Companies in the oil industry rely heavily on good drivers to safely transport, load and unload fuels, equipment and other objects to and from job sites. In almost all cases, applicants must hold a valid class A CDL. Additional endorsements may be required, including Hazardous Materials “H” and Tank Vehicle “N” endorsements.
Field or lease operators are responsible for maintaining and operating oil and gas wells. They may also be required to monitor equipment performance, daily production and sales volumes. They are also responsible for troubleshooting problems with equipment and providing repairs when needed. Operators are essential to everyday production and are almost always in demand, especially when experienced.
- Production Foremen
Production foremen are responsible for overseeing field employees while helping to troubleshoot and solve operational problems. They are also expected to look for various ways to optimize production and oversee all work related to well stimulation, measurement, pumping, downhole diagnostics, artificial lift, rotating equipment and facility work.
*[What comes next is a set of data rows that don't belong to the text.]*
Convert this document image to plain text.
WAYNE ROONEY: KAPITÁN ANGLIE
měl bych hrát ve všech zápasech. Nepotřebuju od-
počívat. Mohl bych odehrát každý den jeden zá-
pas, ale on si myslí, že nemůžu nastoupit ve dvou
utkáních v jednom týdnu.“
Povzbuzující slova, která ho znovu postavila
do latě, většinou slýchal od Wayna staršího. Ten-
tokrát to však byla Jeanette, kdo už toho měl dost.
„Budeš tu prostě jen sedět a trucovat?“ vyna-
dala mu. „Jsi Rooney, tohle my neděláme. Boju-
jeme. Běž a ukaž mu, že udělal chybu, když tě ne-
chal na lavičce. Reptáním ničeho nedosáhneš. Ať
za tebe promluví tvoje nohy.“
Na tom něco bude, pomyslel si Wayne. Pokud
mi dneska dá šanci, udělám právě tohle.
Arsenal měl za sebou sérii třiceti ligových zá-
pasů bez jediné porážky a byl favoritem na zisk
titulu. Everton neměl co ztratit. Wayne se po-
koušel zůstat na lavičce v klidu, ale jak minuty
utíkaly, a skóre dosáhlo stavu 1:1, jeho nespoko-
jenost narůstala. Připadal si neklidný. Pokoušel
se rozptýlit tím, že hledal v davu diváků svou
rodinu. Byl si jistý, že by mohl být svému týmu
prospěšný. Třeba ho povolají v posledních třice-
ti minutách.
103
As long as oil companies are in business, they will need drillers to safely operate drilling equipment. Drillers must be able to operate a variety of equipment, including tongs, drilling slips, hoists and hand tools. Drillers are responsible for everyday drilling operations, including tripping pipe, casing, cementing and shutting down the rig. Average pay (full-time salary) for a drilling engineer in 2015 was $176,415 according to CNBC.
- Field Technicians
Many workers in the oil industry start as field technicians, then work their way up through the ranks over time. Field technicians are responsible for routine maintenance of heavy equipment as well as fracking vehicles. This often includes updating service records, changing oil and filters, and reporting maintenance issues.
Despite plummeting oil prices, the U.S. Energy Information Administration projects that the price of domestic crude oil will slightly rise in 2017 from its 2016 drop and that production growth will accompany rising prices. Reports also show that oil and gas jobs still pay good wages, despite dropping oil prices.